Сами поэты этого движения мало известны среди нас. Имя Верлена уже почти классическое, и изысканные переводы многих его стихотворений, сделанные Артуром Саймонсом, доступны; Верхарн был вознесен к кратковременной известности несколько лет назад. Но кто действительно читает бурные и страстные стихи фламандского мастера? Немногие также вошли в мягкое и золотое сияние, исходящее от Ренье, главного из ныне живущих поэтов Франции, или вибрировали в унисон с меланхолией Самена или внутренней музыкой Франсиса Вьеле-Гриффена. Другие поэты, менее плодовитые и менее обласканные, не сильно уступают в качестве своих лучших работ. Нет поэта в книге Гурмона, который не написал бы несколько строк, навсегда пополнивших запас живой красоты мира. Также неверно, что несколько более позднее развитие французской поэзии превзошло работы символистов.

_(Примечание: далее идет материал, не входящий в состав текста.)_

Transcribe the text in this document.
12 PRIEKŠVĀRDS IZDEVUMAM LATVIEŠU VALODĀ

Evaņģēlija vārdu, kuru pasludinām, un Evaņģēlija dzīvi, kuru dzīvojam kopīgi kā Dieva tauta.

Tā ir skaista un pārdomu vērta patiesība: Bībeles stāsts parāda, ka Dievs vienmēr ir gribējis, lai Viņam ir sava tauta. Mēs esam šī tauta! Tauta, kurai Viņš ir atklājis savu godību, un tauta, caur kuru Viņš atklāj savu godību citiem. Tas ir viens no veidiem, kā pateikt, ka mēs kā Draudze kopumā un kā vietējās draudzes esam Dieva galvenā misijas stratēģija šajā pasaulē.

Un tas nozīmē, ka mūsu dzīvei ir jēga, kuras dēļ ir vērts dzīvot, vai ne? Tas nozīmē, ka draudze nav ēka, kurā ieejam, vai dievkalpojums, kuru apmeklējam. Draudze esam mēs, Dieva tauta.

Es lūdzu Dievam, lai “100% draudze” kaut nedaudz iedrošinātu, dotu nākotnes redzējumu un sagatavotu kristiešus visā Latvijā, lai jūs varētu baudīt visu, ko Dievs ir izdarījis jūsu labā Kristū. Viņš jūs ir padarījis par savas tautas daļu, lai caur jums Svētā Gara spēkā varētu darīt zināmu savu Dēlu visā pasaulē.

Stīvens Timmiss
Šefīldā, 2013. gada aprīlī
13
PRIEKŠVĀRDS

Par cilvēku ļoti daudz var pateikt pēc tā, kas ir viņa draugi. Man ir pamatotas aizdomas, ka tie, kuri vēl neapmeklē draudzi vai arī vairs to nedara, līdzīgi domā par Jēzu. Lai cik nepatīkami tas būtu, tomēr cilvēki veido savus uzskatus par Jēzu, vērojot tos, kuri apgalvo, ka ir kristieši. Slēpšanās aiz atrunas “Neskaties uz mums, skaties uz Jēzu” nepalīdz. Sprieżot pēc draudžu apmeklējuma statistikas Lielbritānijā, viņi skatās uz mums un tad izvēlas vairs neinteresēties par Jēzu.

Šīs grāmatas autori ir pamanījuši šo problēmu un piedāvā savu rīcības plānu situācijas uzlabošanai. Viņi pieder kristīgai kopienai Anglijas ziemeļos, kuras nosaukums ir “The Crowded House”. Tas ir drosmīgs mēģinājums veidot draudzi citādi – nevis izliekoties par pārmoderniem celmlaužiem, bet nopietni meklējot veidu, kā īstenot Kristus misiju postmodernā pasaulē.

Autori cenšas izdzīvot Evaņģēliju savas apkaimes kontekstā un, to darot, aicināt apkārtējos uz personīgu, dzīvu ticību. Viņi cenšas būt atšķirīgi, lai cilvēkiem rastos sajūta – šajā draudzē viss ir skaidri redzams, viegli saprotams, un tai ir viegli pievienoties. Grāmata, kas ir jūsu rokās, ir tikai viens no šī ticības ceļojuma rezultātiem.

Г-н Франсис Жамм пишет с очаровательной простотой, а г-н Поль Фор — широкой ритмической строкой, со свежестью и грацией, и совсем молодые поэты-«унаминисты» интеллектуальны, терпимы и здравомыслящи. Но все они, в основах поэзии, — дети символистов, чье творчество остается великим современным вкладом Франции в поэтическую литературу. ЛЮДВИГ ЛЬЮИСЕН.

ПРЕДИСЛОВИЕ

Трудно характеризовать литературную эволюцию в тот час, когда плоды еще не определились, а само цветение в саду еще не завершено. Деревья скороспелые, деревья медленно развивающиеся и сомнительные, которые, однако, не хотелось бы называть бесплодными: сад очень разнообразен и богат, слишком богат. Густота листвы приносит тень, а тень обесцвечивает цветы и приглушает оттенки плодов.

Мы прогуляемся по этому богатому, темному саду и посидим немного у подножия самых сильных, прекрасных и приятных деревьев.

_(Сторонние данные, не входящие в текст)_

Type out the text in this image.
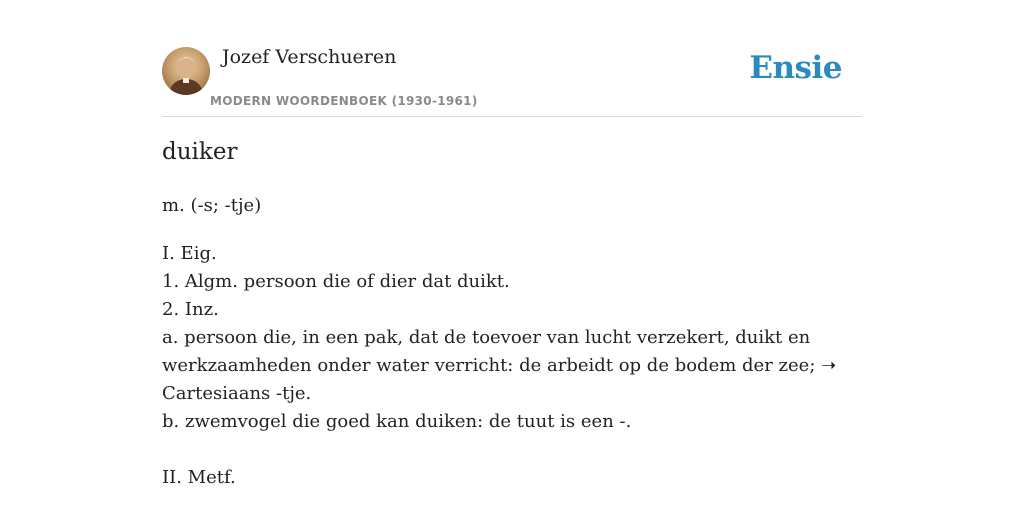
Jozef Verschueren
MODERN WOORDENBOEK (1930-1961)
Ensie
duiker
m. (-s; -tje)
I. Eig.
1. Algm. persoon die of dier dat duikt.
2. Inz.
a. persoon die, in een pak, dat de toevoer van lucht verzekert, duikt en
werkzaamheden onder water verricht: de arbeidt op de bodem der zee; ➝
Cartesiaans -tje.
b. zwemvogel die goed kan duiken: de tuut is een -.
II. Metf.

Литературные эволюции получают название, когда заслуживают его своей важностью, необходимостью и уместностью. Очень часто это название не имеет точного значения, но полезно тем, что служит объединяющим знаком для всех, кто его принимает, и мишенью для тех, кто на него нападает. Так битва ведется вокруг чисто словесного лабарума. Что означает романтизм? Его легче почувствовать, чем объяснить. Что означает символизм? Практически ничего, если мы придерживаемся узкого этимологического смысла. Если мы пойдем дальше, это может означать индивидуализм в литературе, свободу в искусстве, отказ от заученных формул, склонность к новому и странному или даже к причудливому. Это может также означать идеализм, презрение к социальной анекдотичности, антинатурализм, склонность схватывать только характерные детали жизни, подчеркивать только те поступки, которые отличают одного человека от другого, стремиться к достижению сущностного; наконец, для поэтов символизм кажется связанным с верлибром, то есть со стихом, не скованным пеленками, чье юное тело может резвиться в свое удовольствие, освобожденное от стеснений пеленок и ремней.

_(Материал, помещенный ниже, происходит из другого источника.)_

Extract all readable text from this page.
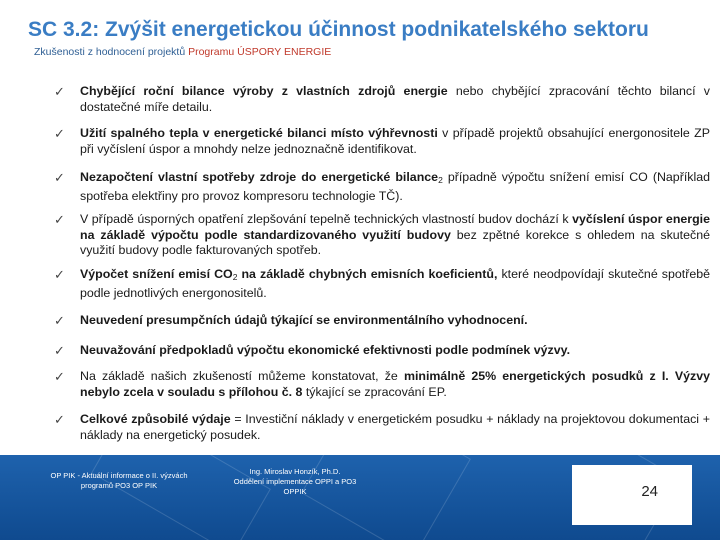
SC 3.2: Zvýšit energetickou účinnost podnikatelského sektoru
Zkušenosti z hodnocení projektů Programu ÚSPORY ENERGIE
✓ Chybějící roční bilance výroby z vlastních zdrojů energie nebo chybějící zpracování těchto bilancí v dostatečné míře detailu.
✓ Užití spalného tepla v energetické bilanci místo výhřevnosti v případě projektů obsahující energonositele ZP při vyčíslení úspor a mnohdy nelze jednoznačně identifikovat.
✓ Nezapočtení vlastní spotřeby zdroje do energetické bilance$_2$ případně výpočtu snížení emisí CO (Například spotřeba elektřiny pro provoz kompresoru technologie TČ).
✓ V případě úsporných opatření zlepšování tepelně technických vlastností budov dochází k vyčíslení úspor energie na základě výpočtu podle standardizovaného využití budovy bez zpětné korekce s ohledem na skutečné využití budovy podle fakturovaných spotřeb.
✓ Výpočet snížení emisí $CO_2$ na základě chybných emisních koeficientů, které neodpovídají skutečné spotřebě podle jednotlivých energonositelů.
✓ Neuvedení presumpčních údajů týkající se environmentálního vyhodnocení.
✓ Neuvažování předpokladů výpočtu ekonomické efektivnosti podle podmínek výzvy.
✓ Na základě našich zkušeností můžeme konstatovat, že minimálně 25% energetických posudků z I. Výzvy nebylo zcela v souladu s přílohou č. 8 týkající se zpracování EP.
✓ Celkové způsobilé výdaje = Investiční náklady v energetickém posudku + náklady na projektovou dokumentaci + náklady na energetický posudek.
OP PIK - Aktuální informace o II. výzvách
programů PO3 OP PIK
Ing. Miroslav Honzík, Ph.D.
Oddělení implementace OPPI a PO3
OPPIK	24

Но все это имеет мало общего со слогами самого слова, ибо мы не должны позволить внушить себе, что символизм — это лишь трансформация старой аллегории или искусства олицетворения идеи в человеческом существе, пейзаже или повествовании. Такое искусство — это и есть искусство в целом, искусство первозданное и вечное, и литература, освобожденная от этой необходимости, была бы невыразимой. Она была бы ничтожной, с такой же эстетической значимостью, как кудахтанье гокко или рев дикого осла.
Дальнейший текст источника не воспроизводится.